靖国神社をめぐる歴史的葛藤

 nami-aさん@namiメモ経由
 ・靖国合祀、国主導の原案 「神社が決定」に変更朝日新聞 2006年07月29日)
 ・合祀、国が仕切り役 都道府県別にノルマ朝日新聞 2006年07月29日08時35分)


 時節柄、といいますか興味深い記事でした。戦後の靖国神社に関わる歴史的証言としては、記録に残しておきたい事実かと思います。しかし記事を書いた記者には、かなり陰謀論的な予断が入っているのではないかと…。


 戦後の厚生省、特に引揚援護局で積極的に靖国神社に関わろうとしていた方々がいたということは前から言われております。それは戦死した同輩を靖国で顕彰してあげたいとする旧軍の流れを汲む人たちがそこにいたから、というようなことも小耳に挟んだこともあります。また実際に靖国神社に関しましては、国家護持を主張し、それを実現させる法案が国会に上程された時もありました。それを支持する一定数の方々がおられたのです。
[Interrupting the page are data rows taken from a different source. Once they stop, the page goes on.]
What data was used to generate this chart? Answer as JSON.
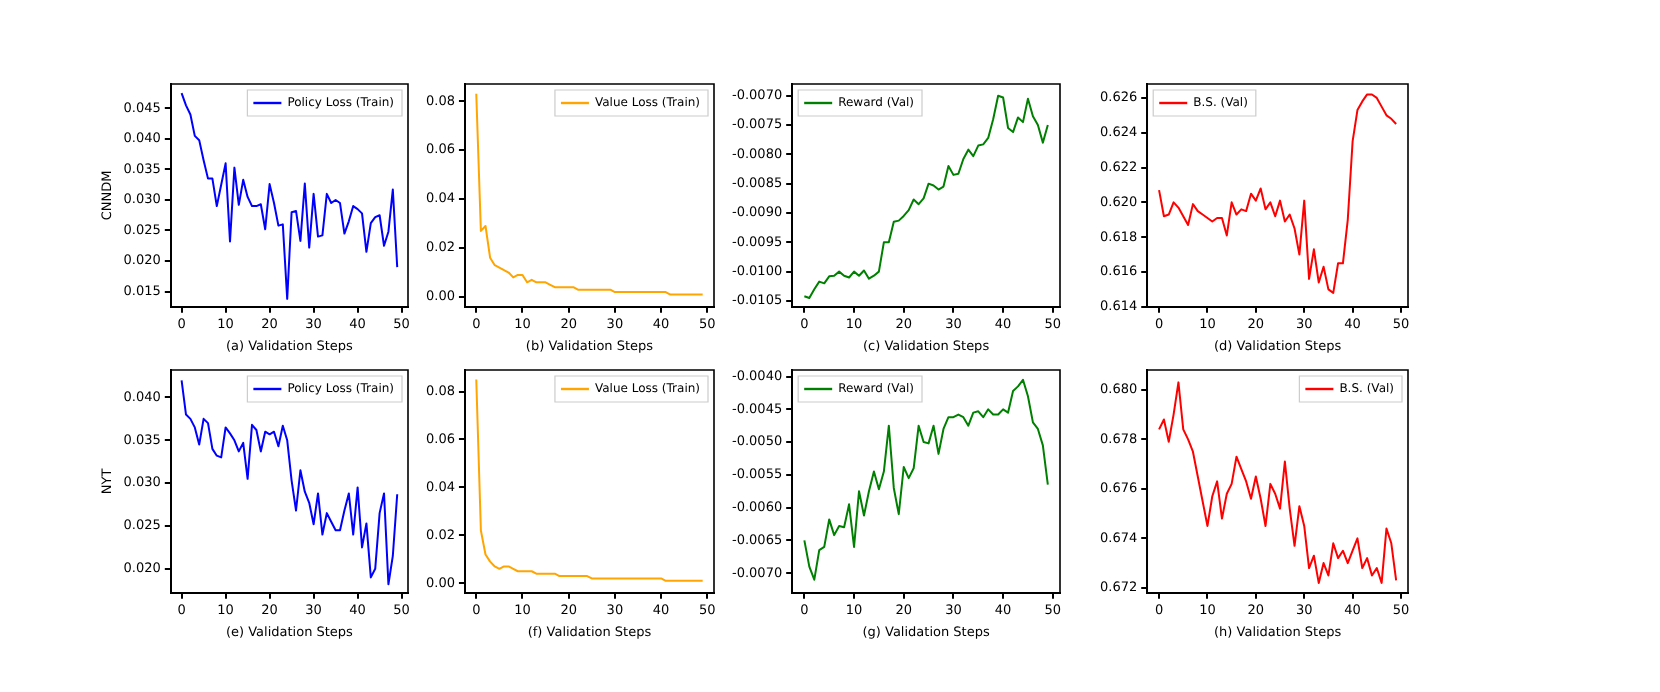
{
  "chart_data": [
    {
      "type": "line",
      "xlabel": "(a) Validation Steps",
      "ylabel": "CNNDM",
      "legend": "top right",
      "xlim": [
        -2.45,
        51.45
      ],
      "xticks": [
        0,
        10,
        20,
        30,
        40,
        50
      ],
      "ylim": [
        0.0125,
        0.049
      ],
      "yticks": [
        0.015,
        {
          "value": 0.02,
          "label": "0.020"
        },
        0.025,
        {
          "value": 0.03,
          "label": "0.030"
        },
        0.035,
        {
          "value": 0.04,
          "label": "0.040"
        },
        0.045
      ],
      "x": [
        0,
        1,
        2,
        3,
        4,
        5,
        6,
        7,
        8,
        9,
        10,
        11,
        12,
        13,
        14,
        15,
        16,
        17,
        18,
        19,
        20,
        21,
        22,
        23,
        24,
        25,
        26,
        27,
        28,
        29,
        30,
        31,
        32,
        33,
        34,
        35,
        36,
        37,
        38,
        39,
        40,
        41,
        42,
        43,
        44,
        45,
        46,
        47,
        48,
        49
      ],
      "series": [
        {
          "name": "Policy Loss (Train)",
          "color": "#0000ff",
          "values": [
            0.0475,
            0.0455,
            0.044,
            0.0405,
            0.0398,
            0.0365,
            0.0335,
            0.0335,
            0.029,
            0.0325,
            0.036,
            0.0232,
            0.0353,
            0.0292,
            0.0333,
            0.0305,
            0.029,
            0.029,
            0.0293,
            0.0252,
            0.0326,
            0.0295,
            0.0258,
            0.026,
            0.0138,
            0.028,
            0.0282,
            0.0233,
            0.0327,
            0.0222,
            0.031,
            0.024,
            0.0242,
            0.031,
            0.0295,
            0.03,
            0.0295,
            0.0245,
            0.0265,
            0.029,
            0.0285,
            0.0278,
            0.0215,
            0.0262,
            0.0272,
            0.0275,
            0.0225,
            0.0248,
            0.0317,
            0.019
          ]
        }
      ]
    },
    {
      "type": "line",
      "xlabel": "(b) Validation Steps",
      "legend": "top right",
      "xlim": [
        -2.45,
        51.45
      ],
      "xticks": [
        0,
        10,
        20,
        30,
        40,
        50
      ],
      "ylim": [
        -0.004,
        0.087
      ],
      "yticks": [
        {
          "value": 0,
          "label": "0.00"
        },
        {
          "value": 0.02,
          "label": "0.02"
        },
        {
          "value": 0.04,
          "label": "0.04"
        },
        {
          "value": 0.06,
          "label": "0.06"
        },
        {
          "value": 0.08,
          "label": "0.08"
        }
      ],
      "x": [
        0,
        1,
        2,
        3,
        4,
        5,
        6,
        7,
        8,
        9,
        10,
        11,
        12,
        13,
        14,
        15,
        16,
        17,
        18,
        19,
        20,
        21,
        22,
        23,
        24,
        25,
        26,
        27,
        28,
        29,
        30,
        31,
        32,
        33,
        34,
        35,
        36,
        37,
        38,
        39,
        40,
        41,
        42,
        43,
        44,
        45,
        46,
        47,
        48,
        49
      ],
      "series": [
        {
          "name": "Value Loss (Train)",
          "color": "#ffa500",
          "values": [
            0.083,
            0.027,
            0.029,
            0.016,
            0.013,
            0.012,
            0.011,
            0.01,
            0.008,
            0.009,
            0.009,
            0.006,
            0.007,
            0.006,
            0.006,
            0.006,
            0.005,
            0.004,
            0.004,
            0.004,
            0.004,
            0.004,
            0.003,
            0.003,
            0.003,
            0.003,
            0.003,
            0.003,
            0.003,
            0.003,
            0.002,
            0.002,
            0.002,
            0.002,
            0.002,
            0.002,
            0.002,
            0.002,
            0.002,
            0.002,
            0.002,
            0.002,
            0.001,
            0.001,
            0.001,
            0.001,
            0.001,
            0.001,
            0.001,
            0.001
          ]
        }
      ]
    },
    {
      "type": "line",
      "xlabel": "(c) Validation Steps",
      "legend": "top left",
      "xlim": [
        -2.45,
        51.45
      ],
      "xticks": [
        0,
        10,
        20,
        30,
        40,
        50
      ],
      "ylim": [
        -0.0106,
        -0.0068
      ],
      "yticks": [
        {
          "value": -0.0105,
          "label": "-0.0105"
        },
        {
          "value": -0.01,
          "label": "-0.0100"
        },
        {
          "value": -0.0095,
          "label": "-0.0095"
        },
        {
          "value": -0.009,
          "label": "-0.0090"
        },
        {
          "value": -0.0085,
          "label": "-0.0085"
        },
        {
          "value": -0.008,
          "label": "-0.0080"
        },
        {
          "value": -0.0075,
          "label": "-0.0075"
        },
        {
          "value": -0.007,
          "label": "-0.0070"
        }
      ],
      "x": [
        0,
        1,
        2,
        3,
        4,
        5,
        6,
        7,
        8,
        9,
        10,
        11,
        12,
        13,
        14,
        15,
        16,
        17,
        18,
        19,
        20,
        21,
        22,
        23,
        24,
        25,
        26,
        27,
        28,
        29,
        30,
        31,
        32,
        33,
        34,
        35,
        36,
        37,
        38,
        39,
        40,
        41,
        42,
        43,
        44,
        45,
        46,
        47,
        48,
        49
      ],
      "series": [
        {
          "name": "Reward (Val)",
          "color": "#008000",
          "values": [
            -0.01042,
            -0.01045,
            -0.0103,
            -0.01017,
            -0.0102,
            -0.01008,
            -0.01007,
            -0.01,
            -0.01007,
            -0.0101,
            -0.01,
            -0.01007,
            -0.00998,
            -0.01012,
            -0.01007,
            -0.01,
            -0.0095,
            -0.0095,
            -0.00915,
            -0.00913,
            -0.00905,
            -0.00895,
            -0.00877,
            -0.00885,
            -0.00875,
            -0.0085,
            -0.00853,
            -0.0086,
            -0.00855,
            -0.0082,
            -0.00835,
            -0.00833,
            -0.00808,
            -0.00792,
            -0.00803,
            -0.00785,
            -0.00783,
            -0.00772,
            -0.0074,
            -0.007,
            -0.00703,
            -0.00755,
            -0.00762,
            -0.00737,
            -0.00745,
            -0.00705,
            -0.00735,
            -0.0075,
            -0.0078,
            -0.0075
          ]
        }
      ]
    },
    {
      "type": "line",
      "xlabel": "(d) Validation Steps",
      "legend": "top left",
      "xlim": [
        -2.45,
        51.45
      ],
      "xticks": [
        0,
        10,
        20,
        30,
        40,
        50
      ],
      "ylim": [
        0.614,
        0.6268
      ],
      "yticks": [
        0.614,
        0.616,
        0.618,
        {
          "value": 0.62,
          "label": "0.620"
        },
        0.622,
        0.624,
        0.626
      ],
      "x": [
        0,
        1,
        2,
        3,
        4,
        5,
        6,
        7,
        8,
        9,
        10,
        11,
        12,
        13,
        14,
        15,
        16,
        17,
        18,
        19,
        20,
        21,
        22,
        23,
        24,
        25,
        26,
        27,
        28,
        29,
        30,
        31,
        32,
        33,
        34,
        35,
        36,
        37,
        38,
        39,
        40,
        41,
        42,
        43,
        44,
        45,
        46,
        47,
        48,
        49
      ],
      "series": [
        {
          "name": "B.S. (Val)",
          "color": "#ff0000",
          "values": [
            0.6207,
            0.6192,
            0.6193,
            0.62,
            0.6197,
            0.6192,
            0.6187,
            0.6199,
            0.6195,
            0.6193,
            0.6191,
            0.6189,
            0.6191,
            0.6191,
            0.6181,
            0.62,
            0.6193,
            0.6196,
            0.6195,
            0.6205,
            0.6201,
            0.6208,
            0.6196,
            0.62,
            0.6192,
            0.6201,
            0.6189,
            0.6193,
            0.6185,
            0.617,
            0.6201,
            0.6156,
            0.6173,
            0.6154,
            0.6163,
            0.615,
            0.6148,
            0.6165,
            0.6165,
            0.619,
            0.6235,
            0.6253,
            0.6258,
            0.6262,
            0.6262,
            0.626,
            0.6255,
            0.625,
            0.6248,
            0.6245
          ]
        }
      ]
    },
    {
      "type": "line",
      "xlabel": "(e) Validation Steps",
      "ylabel": "NYT",
      "legend": "top right",
      "xlim": [
        -2.45,
        51.45
      ],
      "xticks": [
        0,
        10,
        20,
        30,
        40,
        50
      ],
      "ylim": [
        0.0172,
        0.0432
      ],
      "yticks": [
        {
          "value": 0.02,
          "label": "0.020"
        },
        0.025,
        {
          "value": 0.03,
          "label": "0.030"
        },
        0.035,
        {
          "value": 0.04,
          "label": "0.040"
        }
      ],
      "x": [
        0,
        1,
        2,
        3,
        4,
        5,
        6,
        7,
        8,
        9,
        10,
        11,
        12,
        13,
        14,
        15,
        16,
        17,
        18,
        19,
        20,
        21,
        22,
        23,
        24,
        25,
        26,
        27,
        28,
        29,
        30,
        31,
        32,
        33,
        34,
        35,
        36,
        37,
        38,
        39,
        40,
        41,
        42,
        43,
        44,
        45,
        46,
        47,
        48,
        49
      ],
      "series": [
        {
          "name": "Policy Loss (Train)",
          "color": "#0000ff",
          "values": [
            0.042,
            0.038,
            0.0375,
            0.0365,
            0.0345,
            0.0375,
            0.037,
            0.034,
            0.0332,
            0.033,
            0.0365,
            0.0358,
            0.035,
            0.0337,
            0.0347,
            0.0305,
            0.0368,
            0.0362,
            0.0337,
            0.036,
            0.0357,
            0.036,
            0.0343,
            0.0367,
            0.035,
            0.0303,
            0.0268,
            0.0315,
            0.029,
            0.0277,
            0.0252,
            0.0288,
            0.024,
            0.0265,
            0.0255,
            0.0245,
            0.0245,
            0.0268,
            0.0288,
            0.024,
            0.0295,
            0.0225,
            0.0253,
            0.019,
            0.02,
            0.0265,
            0.0288,
            0.0182,
            0.0215,
            0.0287
          ]
        }
      ]
    },
    {
      "type": "line",
      "xlabel": "(f) Validation Steps",
      "legend": "top right",
      "xlim": [
        -2.45,
        51.45
      ],
      "xticks": [
        0,
        10,
        20,
        30,
        40,
        50
      ],
      "ylim": [
        -0.004,
        0.089
      ],
      "yticks": [
        {
          "value": 0,
          "label": "0.00"
        },
        {
          "value": 0.02,
          "label": "0.02"
        },
        {
          "value": 0.04,
          "label": "0.04"
        },
        {
          "value": 0.06,
          "label": "0.06"
        },
        {
          "value": 0.08,
          "label": "0.08"
        }
      ],
      "x": [
        0,
        1,
        2,
        3,
        4,
        5,
        6,
        7,
        8,
        9,
        10,
        11,
        12,
        13,
        14,
        15,
        16,
        17,
        18,
        19,
        20,
        21,
        22,
        23,
        24,
        25,
        26,
        27,
        28,
        29,
        30,
        31,
        32,
        33,
        34,
        35,
        36,
        37,
        38,
        39,
        40,
        41,
        42,
        43,
        44,
        45,
        46,
        47,
        48,
        49
      ],
      "series": [
        {
          "name": "Value Loss (Train)",
          "color": "#ffa500",
          "values": [
            0.085,
            0.022,
            0.012,
            0.009,
            0.007,
            0.006,
            0.007,
            0.007,
            0.006,
            0.005,
            0.005,
            0.005,
            0.005,
            0.004,
            0.004,
            0.004,
            0.004,
            0.004,
            0.003,
            0.003,
            0.003,
            0.003,
            0.003,
            0.003,
            0.003,
            0.002,
            0.002,
            0.002,
            0.002,
            0.002,
            0.002,
            0.002,
            0.002,
            0.002,
            0.002,
            0.002,
            0.002,
            0.002,
            0.002,
            0.002,
            0.002,
            0.001,
            0.001,
            0.001,
            0.001,
            0.001,
            0.001,
            0.001,
            0.001,
            0.001
          ]
        }
      ]
    },
    {
      "type": "line",
      "xlabel": "(g) Validation Steps",
      "legend": "top left",
      "xlim": [
        -2.45,
        51.45
      ],
      "xticks": [
        0,
        10,
        20,
        30,
        40,
        50
      ],
      "ylim": [
        -0.0073,
        -0.0039
      ],
      "yticks": [
        {
          "value": -0.007,
          "label": "-0.0070"
        },
        {
          "value": -0.0065,
          "label": "-0.0065"
        },
        {
          "value": -0.006,
          "label": "-0.0060"
        },
        {
          "value": -0.0055,
          "label": "-0.0055"
        },
        {
          "value": -0.005,
          "label": "-0.0050"
        },
        {
          "value": -0.0045,
          "label": "-0.0045"
        },
        {
          "value": -0.004,
          "label": "-0.0040"
        }
      ],
      "x": [
        0,
        1,
        2,
        3,
        4,
        5,
        6,
        7,
        8,
        9,
        10,
        11,
        12,
        13,
        14,
        15,
        16,
        17,
        18,
        19,
        20,
        21,
        22,
        23,
        24,
        25,
        26,
        27,
        28,
        29,
        30,
        31,
        32,
        33,
        34,
        35,
        36,
        37,
        38,
        39,
        40,
        41,
        42,
        43,
        44,
        45,
        46,
        47,
        48,
        49
      ],
      "series": [
        {
          "name": "Reward (Val)",
          "color": "#008000",
          "values": [
            -0.0065,
            -0.0069,
            -0.0071,
            -0.00665,
            -0.0066,
            -0.00618,
            -0.00642,
            -0.00628,
            -0.0063,
            -0.00595,
            -0.0066,
            -0.00575,
            -0.00612,
            -0.00575,
            -0.00545,
            -0.00572,
            -0.00545,
            -0.00475,
            -0.0057,
            -0.0061,
            -0.00538,
            -0.00555,
            -0.0054,
            -0.00475,
            -0.005,
            -0.00502,
            -0.00475,
            -0.00518,
            -0.0048,
            -0.00462,
            -0.00462,
            -0.00458,
            -0.00462,
            -0.00475,
            -0.00455,
            -0.00453,
            -0.00462,
            -0.0045,
            -0.00458,
            -0.00458,
            -0.0045,
            -0.00455,
            -0.00422,
            -0.00415,
            -0.00405,
            -0.0043,
            -0.0047,
            -0.0048,
            -0.00505,
            -0.00565
          ]
        }
      ]
    },
    {
      "type": "line",
      "xlabel": "(h) Validation Steps",
      "legend": "top right",
      "xlim": [
        -2.45,
        51.45
      ],
      "xticks": [
        0,
        10,
        20,
        30,
        40,
        50
      ],
      "ylim": [
        0.6718,
        0.6808
      ],
      "yticks": [
        0.672,
        0.674,
        0.676,
        0.678,
        {
          "value": 0.68,
          "label": "0.680"
        }
      ],
      "x": [
        0,
        1,
        2,
        3,
        4,
        5,
        6,
        7,
        8,
        9,
        10,
        11,
        12,
        13,
        14,
        15,
        16,
        17,
        18,
        19,
        20,
        21,
        22,
        23,
        24,
        25,
        26,
        27,
        28,
        29,
        30,
        31,
        32,
        33,
        34,
        35,
        36,
        37,
        38,
        39,
        40,
        41,
        42,
        43,
        44,
        45,
        46,
        47,
        48,
        49
      ],
      "series": [
        {
          "name": "B.S. (Val)",
          "color": "#ff0000",
          "values": [
            0.6784,
            0.6788,
            0.6779,
            0.679,
            0.6803,
            0.6784,
            0.678,
            0.6775,
            0.6765,
            0.6755,
            0.6745,
            0.6757,
            0.6763,
            0.6748,
            0.6758,
            0.6762,
            0.6773,
            0.6768,
            0.6763,
            0.6756,
            0.6765,
            0.6756,
            0.6745,
            0.6762,
            0.6758,
            0.6752,
            0.6771,
            0.6752,
            0.6737,
            0.6753,
            0.6745,
            0.6728,
            0.6733,
            0.6722,
            0.673,
            0.6725,
            0.6738,
            0.6732,
            0.6735,
            0.673,
            0.6735,
            0.674,
            0.6728,
            0.6732,
            0.6725,
            0.6728,
            0.6722,
            0.6744,
            0.6738,
            0.6723
          ]
        }
      ]
    }
  ]
}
 しかし結果はどうかと申しますと、靖国神社法案は昭和44年から五度提出されすべて廃案ということになっています。国会と申しますか自民党も決して一枚岩ではなかったことも事実ですし、国民の広範の支持を結局得られなかったという結論でいいのではないでしょうか。戦没者の追悼を国が行うべきとする方々でもそれが靖国神社でなければいけないという方がすべてではありませんし、靖国神社に参拝する議員でもそれを国家護持しなければならないと考えている方がすべてではなかったのです。
 ですから「国」なるおどろおどろしい主体が靖国国家護持を狙って暗躍したという解釈は、あまりにも単純化した陰謀論であろうと思う次第です。法案は表舞台で審議されましたし。いろいろな立場の人の思惑が絡んだ歴史的事実としてこれは受け止めるのが妥当と考える由縁です。
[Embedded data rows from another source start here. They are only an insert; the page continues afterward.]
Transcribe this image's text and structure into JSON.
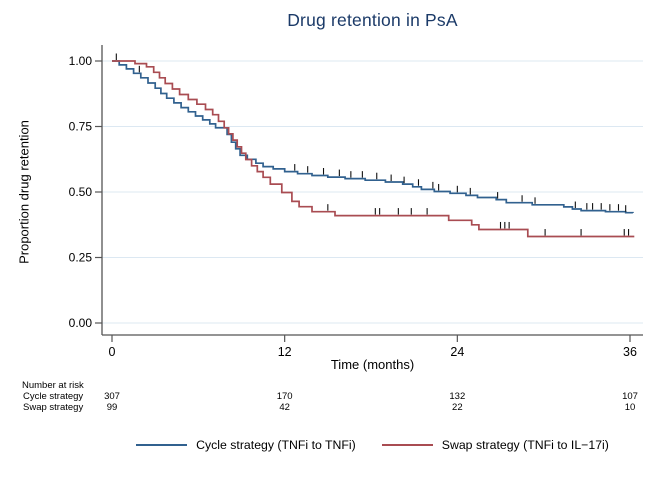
{
  "window": {
    "background": "#ffffff"
  },
  "chart_data": {
    "type": "line",
    "subtype": "kaplan-meier-step",
    "title": "Drug retention in PsA",
    "title_color": "#1b3a68",
    "xlabel": "Time (months)",
    "ylabel": "Proportion drug retention",
    "xlim": [
      0,
      36
    ],
    "ylim": [
      0,
      1
    ],
    "xticks": [
      0,
      12,
      24,
      36
    ],
    "ytick_labels": [
      "0.00",
      "0.25",
      "0.50",
      "0.75",
      "1.00"
    ],
    "grid": {
      "horizontal": true,
      "color": "#dce8f2"
    },
    "axis_color": "#555555",
    "censor_tick_color": "#101010",
    "legend_position": "bottom-center",
    "series": [
      {
        "name": "Cycle strategy (TNFi to TNFi)",
        "color": "#31618f",
        "steps": [
          [
            0,
            1.0
          ],
          [
            0.5,
            0.985
          ],
          [
            1.0,
            0.97
          ],
          [
            1.5,
            0.953
          ],
          [
            2.0,
            0.936
          ],
          [
            2.5,
            0.916
          ],
          [
            3.0,
            0.896
          ],
          [
            3.4,
            0.876
          ],
          [
            3.8,
            0.858
          ],
          [
            4.3,
            0.84
          ],
          [
            4.8,
            0.822
          ],
          [
            5.3,
            0.806
          ],
          [
            5.8,
            0.79
          ],
          [
            6.3,
            0.775
          ],
          [
            6.8,
            0.76
          ],
          [
            7.2,
            0.745
          ],
          [
            8.0,
            0.72
          ],
          [
            8.3,
            0.69
          ],
          [
            8.6,
            0.665
          ],
          [
            8.9,
            0.64
          ],
          [
            9.4,
            0.625
          ],
          [
            10.0,
            0.61
          ],
          [
            10.5,
            0.597
          ],
          [
            11.2,
            0.588
          ],
          [
            12.0,
            0.578
          ],
          [
            12.9,
            0.57
          ],
          [
            13.9,
            0.563
          ],
          [
            15.0,
            0.557
          ],
          [
            16.2,
            0.551
          ],
          [
            17.6,
            0.545
          ],
          [
            19.0,
            0.538
          ],
          [
            20.2,
            0.53
          ],
          [
            20.9,
            0.52
          ],
          [
            21.5,
            0.51
          ],
          [
            22.4,
            0.502
          ],
          [
            23.5,
            0.495
          ],
          [
            24.6,
            0.487
          ],
          [
            25.4,
            0.479
          ],
          [
            26.7,
            0.471
          ],
          [
            27.4,
            0.459
          ],
          [
            29.2,
            0.451
          ],
          [
            31.4,
            0.443
          ],
          [
            32.0,
            0.435
          ],
          [
            32.6,
            0.429
          ],
          [
            34.3,
            0.425
          ],
          [
            35.7,
            0.421
          ],
          [
            36.2,
            0.42
          ]
        ],
        "censor_months": [
          0.3,
          1.9,
          12.7,
          13.6,
          14.7,
          15.8,
          16.6,
          17.4,
          18.4,
          19.4,
          20.3,
          21.3,
          22.3,
          22.7,
          24.0,
          24.9,
          26.8,
          28.5,
          29.4,
          32.2,
          33.0,
          33.4,
          34.0,
          34.6,
          35.2,
          35.7
        ]
      },
      {
        "name": "Swap strategy (TNFi to IL−17i)",
        "color": "#a94c52",
        "steps": [
          [
            0,
            1.0
          ],
          [
            1.6,
            0.99
          ],
          [
            2.4,
            0.978
          ],
          [
            2.9,
            0.957
          ],
          [
            3.3,
            0.936
          ],
          [
            3.7,
            0.914
          ],
          [
            4.2,
            0.893
          ],
          [
            4.7,
            0.872
          ],
          [
            5.3,
            0.853
          ],
          [
            5.9,
            0.835
          ],
          [
            6.5,
            0.815
          ],
          [
            7.0,
            0.795
          ],
          [
            7.4,
            0.77
          ],
          [
            7.8,
            0.745
          ],
          [
            8.1,
            0.722
          ],
          [
            8.4,
            0.698
          ],
          [
            8.7,
            0.672
          ],
          [
            9.0,
            0.648
          ],
          [
            9.3,
            0.624
          ],
          [
            9.7,
            0.6
          ],
          [
            10.1,
            0.578
          ],
          [
            10.5,
            0.556
          ],
          [
            11.0,
            0.53
          ],
          [
            11.8,
            0.498
          ],
          [
            12.5,
            0.464
          ],
          [
            13.0,
            0.444
          ],
          [
            13.9,
            0.425
          ],
          [
            15.5,
            0.41
          ],
          [
            23.4,
            0.392
          ],
          [
            25.0,
            0.375
          ],
          [
            25.5,
            0.357
          ],
          [
            28.9,
            0.33
          ],
          [
            36.3,
            0.33
          ]
        ],
        "censor_months": [
          15.0,
          18.3,
          18.6,
          19.9,
          20.8,
          21.9,
          27.0,
          27.3,
          27.6,
          30.1,
          32.6,
          35.6,
          35.9
        ]
      }
    ],
    "risk_table": {
      "header": "Number at risk",
      "times": [
        0,
        12,
        24,
        36
      ],
      "rows": [
        {
          "label": "Cycle strategy",
          "values": [
            "307",
            "170",
            "132",
            "107"
          ]
        },
        {
          "label": "Swap strategy",
          "values": [
            "99",
            "42",
            "22",
            "10"
          ]
        }
      ]
    }
  }
}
 実際、上の記事で掘り起こされた「56年1月25日付「旧陸軍関係 靖国神社合祀事務協力要綱(案)」と、それを解説した同30日付の「要綱(案)についての説明」」というものは、「2カ月後の4月19日付引揚援護局長名で出された通知「援発三〇二五号」に付けられた「靖国神社合祀事務協力要綱」では手直しされ」ているわけです。前者を作成した人の意図は公的には叶わなかったと解釈するしかありません。厚生省のやろうとしたことだから「国のプロジェクトでやろうとした」と解釈するなら、後者の結果から「国の意志でそれが打ち消された」ということも認めるべきでしょう。


 政教分離憲法の条文という形でシステムとしてビルトインされています。国家的なシステムに組み入れられたものは、良かれ悪しかれなかなか動かすことは難しいものです。一部の方々の心情でこれを動かすことはできなかったということでもありましょうし、それを変更するだけの広範な民意が形成されなかったということでもありましょう。ここらへんの戦後史に未だに拘泥されている方もいらっしゃるようですが、戦後生まれが過半をとうに超えた現代で、そういう陰謀論的見方だけに拘り続けるのもどうかと思うのが正直なところ。
 もうとっくに政府は関係ないと言明しているのですから…。

 政府の出した名簿が全て合祀された訳ではなく、2002年(平成14年)7月の国会答弁では「国として靖国神社の行う合祀には関わりを持っていない」事が確認されている。(参照

 過去の経緯をどうのこうのいうのは、もはや今からの議論に適当ではないと考えます。それは歴史家に任せましょう。仕切りなおしです。手垢に塗れた陰謀論は捨てて、国としての戦没者の追悼はどうあるべきか公明正大に議論されるようになることを望みます。